De Lauzun
« Pézenas : les gourmandises de Matthieu de Lauzun »
Matthieu de Lauzun, natif de Lodève qui voyagé au Maroc sur les traces de sa grand-mère, en Alsace à l’Auberge de l’Ill, s’est installé dans l’ancienne cave du prieuré de Saint Jean de Bebian, revu par un architecte en lieu chic, sobre, très contemporain. Haut plafond, beaux espaces, grandes baies vitrées, tables bien mises donnent le ton d’un lieu dans le vent, exotique et voyageur. On se dirait là, avec quelques cyprès aidant en façade, quelque part en Toscane dans le vignoble de Chianti. Au programme, des saveurs fines de la Méditerranée et du Languedoc sont mises en valeur par un service dynamique et plein d’allant.

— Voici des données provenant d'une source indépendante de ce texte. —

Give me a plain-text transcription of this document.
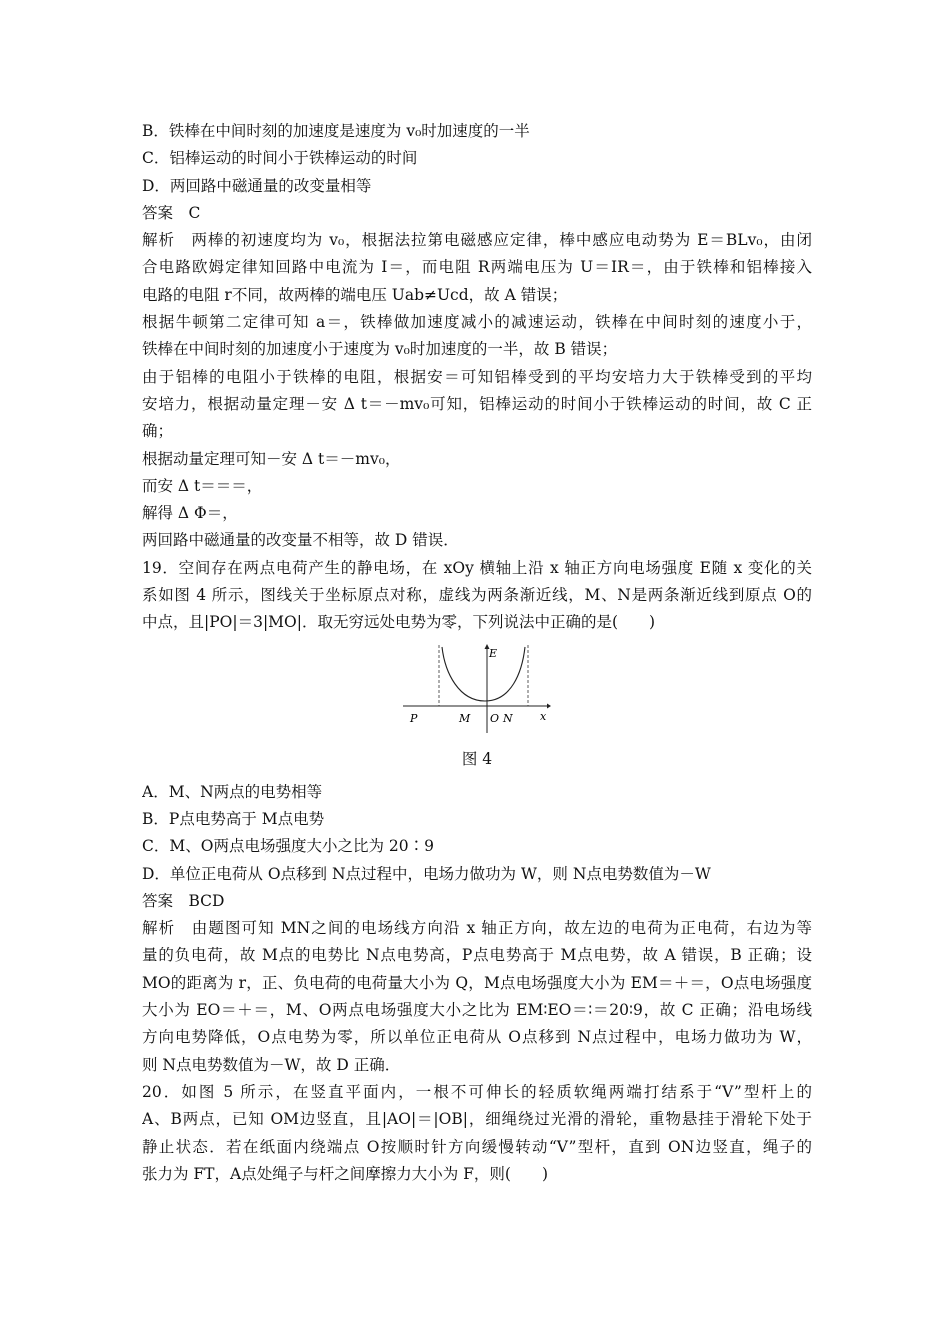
B．铁棒在中间时刻的加速度是速度为 v₀时加速度的一半
C．铝棒运动的时间小于铁棒运动的时间
D．两回路中磁通量的改变量相等
答案　C
解析　两棒的初速度均为 v₀，根据法拉第电磁感应定律，棒中感应电动势为 E＝BLv₀，由闭
合电路欧姆定律知回路中电流为 I＝，而电阻 R两端电压为 U＝IR＝，由于铁棒和铝棒接入
电路的电阻 r不同，故两棒的端电压 Uab≠Ucd，故 A 错误；
根据牛顿第二定律可知 a＝，铁棒做加速度减小的减速运动，铁棒在中间时刻的速度小于，
铁棒在中间时刻的加速度小于速度为 v₀时加速度的一半，故 B 错误；
由于铝棒的电阻小于铁棒的电阻，根据安＝可知铝棒受到的平均安培力大于铁棒受到的平均
安培力，根据动量定理－安 Δ t＝－mv₀可知，铝棒运动的时间小于铁棒运动的时间，故 C 正
确；
根据动量定理可知－安 Δ t＝－mv₀，
而安 Δ t＝＝＝，
解得 Δ Φ＝，
两回路中磁通量的改变量不相等，故 D 错误．
19．空间存在两点电荷产生的静电场，在 xOy 横轴上沿 x 轴正方向电场强度 E随 x 变化的关
系如图 4 所示，图线关于坐标原点对称，虚线为两条渐近线，M、N是两条渐近线到原点 O的
中点，且|PO|＝3|MO|．取无穷远处电势为零，下列说法中正确的是(　　)
E
x
P	M O N
图 4
A．M、N两点的电势相等
B．P点电势高于 M点电势
C．M、O两点电场强度大小之比为 20∶9
D．单位正电荷从 O点移到 N点过程中，电场力做功为 W，则 N点电势数值为－W
答案　BCD
解析　由题图可知 MN之间的电场线方向沿 x 轴正方向，故左边的电荷为正电荷，右边为等
量的负电荷，故 M点的电势比 N点电势高，P点电势高于 M点电势，故 A 错误，B 正确；设
MO的距离为 r，正、负电荷的电荷量大小为 Q，M点电场强度大小为 EM＝＋＝，O点电场强度
大小为 EO＝＋＝，M、O两点电场强度大小之比为 EM∶EO＝∶＝20∶9，故 C 正确；沿电场线
方向电势降低，O点电势为零，所以单位正电荷从 O点移到 N点过程中，电场力做功为 W，
则 N点电势数值为－W，故 D 正确．
20．如图 5 所示，在竖直平面内，一根不可伸长的轻质软绳两端打结系于“V”型杆上的
A、B两点，已知 OM边竖直，且|AO|＝|OB|，细绳绕过光滑的滑轮，重物悬挂于滑轮下处于
静止状态．若在纸面内绕端点 O按顺时针方向缓慢转动“V”型杆，直到 ON边竖直，绳子的
张力为 FT，A点处绳子与杆之间摩擦力大小为 F，则(　　)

Les amuse bouche virevoltent, entre velouté de courgettes avec siphon de saumon fumé et huile d’olive à la pistache, cannelloni de courgette farci de brandade, émulsion de chorizo et œufs de poissons volants au wasabi, raviole d’épaule de veau, sauce marchand de vin et étoile de betterave, poireau vinaigrette, cornet crémeux de truite et œufs de truite, beignets de tielle sétoise avec émulsion safran et gel de tomates séchées, plus deux beurres au sel de Camargue et aux algues de Méditerranée.
On démarre en fanfare avec la déclinaison de thon rouge de Méditerranée comme un sandwich, avec jaune d’oeuf confit, coulis de tomate gélifié, thon fumé et rillettes, enfin tartare de thon au gingembre. On poursuit avec la croustade garnie d’une compotée d’oignon et de crème de laguiole, plus foie gras de canard, coppa aveyronnaise et ail noir.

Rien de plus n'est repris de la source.